The invention is particularly useful in an operating system with a well having a drilling fluid circulating within a closed loop system. The closed loop is generated by a seal around the drill pipe at surface using a pressure containment device, diverting all returned flow to a flow line. These are referred to as a rotating control head (RCD or RCH), pressure control while drilling (PCWD) or rotating blow out preventer (RBOP). The function of the rotating pressure containment device is to allow the drill string and its tool joints to pass through with reciprocation/stripping or rotation. With drilling activity in progress and the device closed a back pressure is created on the annulus.

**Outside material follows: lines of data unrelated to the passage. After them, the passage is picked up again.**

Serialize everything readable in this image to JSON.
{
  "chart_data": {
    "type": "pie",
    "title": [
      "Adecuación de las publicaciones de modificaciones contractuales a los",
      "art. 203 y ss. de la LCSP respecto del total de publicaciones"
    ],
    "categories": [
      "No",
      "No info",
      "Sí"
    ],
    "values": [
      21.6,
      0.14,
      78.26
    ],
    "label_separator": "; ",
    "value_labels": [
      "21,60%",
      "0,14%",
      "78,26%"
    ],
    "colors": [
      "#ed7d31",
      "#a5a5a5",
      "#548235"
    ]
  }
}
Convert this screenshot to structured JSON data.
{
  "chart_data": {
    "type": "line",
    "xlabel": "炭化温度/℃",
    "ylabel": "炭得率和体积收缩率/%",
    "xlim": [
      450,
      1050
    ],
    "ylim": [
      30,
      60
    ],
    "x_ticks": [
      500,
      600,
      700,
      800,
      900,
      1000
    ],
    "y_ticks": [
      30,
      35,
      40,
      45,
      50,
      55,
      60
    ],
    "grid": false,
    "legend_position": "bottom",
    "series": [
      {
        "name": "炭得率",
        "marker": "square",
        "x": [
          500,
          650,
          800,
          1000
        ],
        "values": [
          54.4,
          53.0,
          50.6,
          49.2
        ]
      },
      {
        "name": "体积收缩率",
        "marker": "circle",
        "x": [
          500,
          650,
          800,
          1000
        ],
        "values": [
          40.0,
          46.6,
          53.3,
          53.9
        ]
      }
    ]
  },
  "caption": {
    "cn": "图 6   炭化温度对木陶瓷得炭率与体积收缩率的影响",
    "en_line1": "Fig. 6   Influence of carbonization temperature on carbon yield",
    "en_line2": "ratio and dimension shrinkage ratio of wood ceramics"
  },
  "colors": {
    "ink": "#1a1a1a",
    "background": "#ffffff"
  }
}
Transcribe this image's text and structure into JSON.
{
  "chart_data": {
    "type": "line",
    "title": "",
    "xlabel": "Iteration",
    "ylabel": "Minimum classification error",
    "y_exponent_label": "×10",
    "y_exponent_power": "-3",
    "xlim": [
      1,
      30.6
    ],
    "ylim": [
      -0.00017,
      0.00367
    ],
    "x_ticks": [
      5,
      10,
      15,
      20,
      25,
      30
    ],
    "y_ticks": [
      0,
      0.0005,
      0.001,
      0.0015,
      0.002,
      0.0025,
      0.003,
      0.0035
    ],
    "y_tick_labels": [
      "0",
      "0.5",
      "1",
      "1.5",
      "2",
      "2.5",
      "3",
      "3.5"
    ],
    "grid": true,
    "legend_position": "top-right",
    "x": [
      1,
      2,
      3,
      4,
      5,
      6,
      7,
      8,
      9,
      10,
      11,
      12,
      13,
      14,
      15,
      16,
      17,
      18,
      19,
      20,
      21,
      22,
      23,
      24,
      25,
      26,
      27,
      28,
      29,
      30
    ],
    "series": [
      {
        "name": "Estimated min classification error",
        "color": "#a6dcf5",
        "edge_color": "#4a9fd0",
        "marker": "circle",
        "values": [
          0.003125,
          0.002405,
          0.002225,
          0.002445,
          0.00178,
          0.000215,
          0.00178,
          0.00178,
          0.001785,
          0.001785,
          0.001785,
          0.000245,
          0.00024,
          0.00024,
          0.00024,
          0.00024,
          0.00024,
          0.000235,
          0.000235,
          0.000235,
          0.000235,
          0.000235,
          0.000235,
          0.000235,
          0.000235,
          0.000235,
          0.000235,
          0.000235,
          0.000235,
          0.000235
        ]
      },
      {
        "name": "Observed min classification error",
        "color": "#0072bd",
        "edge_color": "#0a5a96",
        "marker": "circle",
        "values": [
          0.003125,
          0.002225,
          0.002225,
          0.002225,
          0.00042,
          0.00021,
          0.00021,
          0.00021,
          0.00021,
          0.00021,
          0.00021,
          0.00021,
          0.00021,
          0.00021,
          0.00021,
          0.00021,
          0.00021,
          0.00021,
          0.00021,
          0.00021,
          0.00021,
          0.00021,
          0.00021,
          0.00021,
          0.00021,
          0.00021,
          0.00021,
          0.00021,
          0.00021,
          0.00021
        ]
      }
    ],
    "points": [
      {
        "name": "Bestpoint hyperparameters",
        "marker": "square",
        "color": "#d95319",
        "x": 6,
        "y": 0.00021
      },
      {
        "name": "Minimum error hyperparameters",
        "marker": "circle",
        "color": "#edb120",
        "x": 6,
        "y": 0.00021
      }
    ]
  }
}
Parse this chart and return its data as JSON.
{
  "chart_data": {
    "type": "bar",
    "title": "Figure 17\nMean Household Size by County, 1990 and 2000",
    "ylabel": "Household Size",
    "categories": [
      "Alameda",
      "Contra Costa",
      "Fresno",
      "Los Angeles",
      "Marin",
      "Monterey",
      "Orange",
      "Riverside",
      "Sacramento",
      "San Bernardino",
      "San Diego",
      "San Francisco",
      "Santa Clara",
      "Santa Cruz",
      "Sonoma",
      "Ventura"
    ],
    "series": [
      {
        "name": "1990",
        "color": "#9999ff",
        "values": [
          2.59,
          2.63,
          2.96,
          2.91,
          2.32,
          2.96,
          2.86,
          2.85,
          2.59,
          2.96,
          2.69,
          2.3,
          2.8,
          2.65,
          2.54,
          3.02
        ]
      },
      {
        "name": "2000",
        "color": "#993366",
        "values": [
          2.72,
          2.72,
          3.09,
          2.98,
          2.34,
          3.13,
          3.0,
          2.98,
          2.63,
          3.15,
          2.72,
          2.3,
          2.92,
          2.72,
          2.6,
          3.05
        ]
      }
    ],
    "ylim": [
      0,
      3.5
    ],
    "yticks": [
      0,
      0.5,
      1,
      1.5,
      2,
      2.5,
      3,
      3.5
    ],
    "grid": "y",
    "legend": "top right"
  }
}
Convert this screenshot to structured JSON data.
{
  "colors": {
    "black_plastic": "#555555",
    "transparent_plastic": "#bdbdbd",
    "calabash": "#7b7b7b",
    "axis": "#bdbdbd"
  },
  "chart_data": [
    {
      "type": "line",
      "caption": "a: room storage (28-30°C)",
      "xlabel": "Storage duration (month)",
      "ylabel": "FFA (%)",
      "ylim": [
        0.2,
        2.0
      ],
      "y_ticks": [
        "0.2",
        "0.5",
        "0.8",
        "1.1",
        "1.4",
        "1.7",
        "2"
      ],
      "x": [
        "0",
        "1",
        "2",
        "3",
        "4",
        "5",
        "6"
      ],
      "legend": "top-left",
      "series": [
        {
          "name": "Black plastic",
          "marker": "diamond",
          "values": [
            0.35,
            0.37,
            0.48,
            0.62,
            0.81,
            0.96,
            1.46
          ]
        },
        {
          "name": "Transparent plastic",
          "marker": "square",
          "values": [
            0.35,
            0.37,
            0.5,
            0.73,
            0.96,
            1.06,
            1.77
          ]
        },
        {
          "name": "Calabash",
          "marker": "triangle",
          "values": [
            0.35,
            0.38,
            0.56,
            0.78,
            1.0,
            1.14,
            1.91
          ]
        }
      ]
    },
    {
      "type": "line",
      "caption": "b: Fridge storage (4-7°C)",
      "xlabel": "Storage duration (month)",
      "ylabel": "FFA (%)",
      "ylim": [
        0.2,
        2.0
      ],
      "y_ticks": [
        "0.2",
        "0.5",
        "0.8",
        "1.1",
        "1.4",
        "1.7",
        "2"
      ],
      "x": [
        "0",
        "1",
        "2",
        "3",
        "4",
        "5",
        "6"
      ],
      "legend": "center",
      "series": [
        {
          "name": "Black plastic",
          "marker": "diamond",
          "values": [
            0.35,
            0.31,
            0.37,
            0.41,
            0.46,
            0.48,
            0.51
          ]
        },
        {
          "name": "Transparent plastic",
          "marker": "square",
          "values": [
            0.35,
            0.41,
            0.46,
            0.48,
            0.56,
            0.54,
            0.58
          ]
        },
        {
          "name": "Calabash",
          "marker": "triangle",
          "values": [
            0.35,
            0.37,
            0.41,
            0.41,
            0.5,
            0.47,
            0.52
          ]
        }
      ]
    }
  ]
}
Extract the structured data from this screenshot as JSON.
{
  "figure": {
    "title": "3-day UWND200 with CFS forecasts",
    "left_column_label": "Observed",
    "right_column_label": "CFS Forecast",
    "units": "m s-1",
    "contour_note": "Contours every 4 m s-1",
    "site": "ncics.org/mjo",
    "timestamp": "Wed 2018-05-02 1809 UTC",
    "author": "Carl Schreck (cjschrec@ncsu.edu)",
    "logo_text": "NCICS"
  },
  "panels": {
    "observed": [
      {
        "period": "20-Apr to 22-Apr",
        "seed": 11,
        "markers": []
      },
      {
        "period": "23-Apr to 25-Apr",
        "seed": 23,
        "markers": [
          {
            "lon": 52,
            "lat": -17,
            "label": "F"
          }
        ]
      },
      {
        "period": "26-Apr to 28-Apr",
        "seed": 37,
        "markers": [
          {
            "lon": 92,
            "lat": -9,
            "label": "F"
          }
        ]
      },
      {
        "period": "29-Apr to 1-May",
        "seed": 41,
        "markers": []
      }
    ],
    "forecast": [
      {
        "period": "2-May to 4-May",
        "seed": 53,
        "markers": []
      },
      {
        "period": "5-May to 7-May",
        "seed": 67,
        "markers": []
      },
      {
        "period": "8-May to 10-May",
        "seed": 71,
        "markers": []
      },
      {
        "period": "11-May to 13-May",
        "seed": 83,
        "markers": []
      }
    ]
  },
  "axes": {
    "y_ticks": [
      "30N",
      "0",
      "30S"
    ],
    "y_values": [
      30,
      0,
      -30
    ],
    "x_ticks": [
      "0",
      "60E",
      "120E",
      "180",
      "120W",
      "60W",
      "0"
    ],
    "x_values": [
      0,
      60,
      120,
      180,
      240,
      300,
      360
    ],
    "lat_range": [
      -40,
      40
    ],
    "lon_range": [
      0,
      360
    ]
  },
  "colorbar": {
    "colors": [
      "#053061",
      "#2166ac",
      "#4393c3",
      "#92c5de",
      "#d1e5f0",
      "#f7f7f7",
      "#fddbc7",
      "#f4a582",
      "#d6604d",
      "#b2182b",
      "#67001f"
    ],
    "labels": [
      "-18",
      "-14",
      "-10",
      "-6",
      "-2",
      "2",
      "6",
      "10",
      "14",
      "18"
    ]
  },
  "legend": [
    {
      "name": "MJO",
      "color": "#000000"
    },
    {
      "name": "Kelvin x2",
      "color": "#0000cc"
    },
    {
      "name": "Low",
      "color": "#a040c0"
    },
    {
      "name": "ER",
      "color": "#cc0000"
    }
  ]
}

The drill string is stripped or rotated through the sealing element(s) pressure containment device which isolates the pressurized annulus from the external atmosphere while maintaining a pressure seal around the drill pipe. All are standard equipment that are commercially available or readily adaptable from existing designs on the market and are well known in the art.
A typical sealing element in existing pressure containment designs includes an elastomer or rubber packing/sealing element and a bearing assembly that allows the sealing element to rotate along with the drill string. There is no rotational movement between the drill string and the sealing element, and only the bearing assembly exhibits the rotational movement during drilling. These are well known in the art and are described in detail in Patents U.S. Pat. No. 7,699,109B2, U.S. Pat. No. 7,926,560, and U.S. Pat. No. 6,129,152.
An alternative pressure containment device is disclosed in WO2011128690 and WO2012127227. This device includes a combined non-elastomeric and elastomeric sealing element, referred to as the seal sleeve, which does not rotate with the drill string, i.e., it remains stationary while the drill string is rotated and reciprocated within the sealing face.
Drill string rotation and vertical movement wears out the sealing elements, and the passage of tool joints and larger OD tubulars causes the sealing element to expand and contract multiple times. Replacement requires the drilling operation to stop and therefore lowers the well performance, and the replacement frequency for sealing assemblies varies with wellbore pressure, temperature, fluid composition, and stripping/rotating frequency over the drilling and tripping phases. Therefore a wear monitoring system for the sealing elements will allow the wear rate to be examined over these varied conditions as the element degrades and reduces in thickness, indicating when the sealing element should be replaced. This results in a much safer and efficient operation on the drilling platform.
Additionally, there are hazards and risks associated with uncertainty in the degree of wear of the sealing element(s) in the housing. There are no indications that the sealing element is failing, and generally they leak when they fail while in operation. A consequential uncontrolled pressure release occurs, carrying with it drilling fluids, cuttings, and possibly gas into the working atmosphere of the rig. This poses both environmental and workplace hazards to personnel and equipment that could be eliminated if a wear monitoring system was in place.
Typically, a dual sealing arrangement for an RCD monitors the pressure between the two sealing elements. A pressure differential exists between the cavity of the sealing elements and the wellbore pressure below. It is known to monitor continuously the pressure between the elements, and when the pressure starts to increase, take this as a positive indicator that the lower sealing element is failing.
This method is not suitable for accurately monitoring the wear of the upper sealing element, however. Furthermore, there are no systems or methods for monitoring the wear occurring on the inner bore sealing area, nor the thickness of the sealing material remaining within a single element arrangement in the prior art. Detection is solely through visual leak paths through the sealing elements that will result in pressure releases to the atmosphere.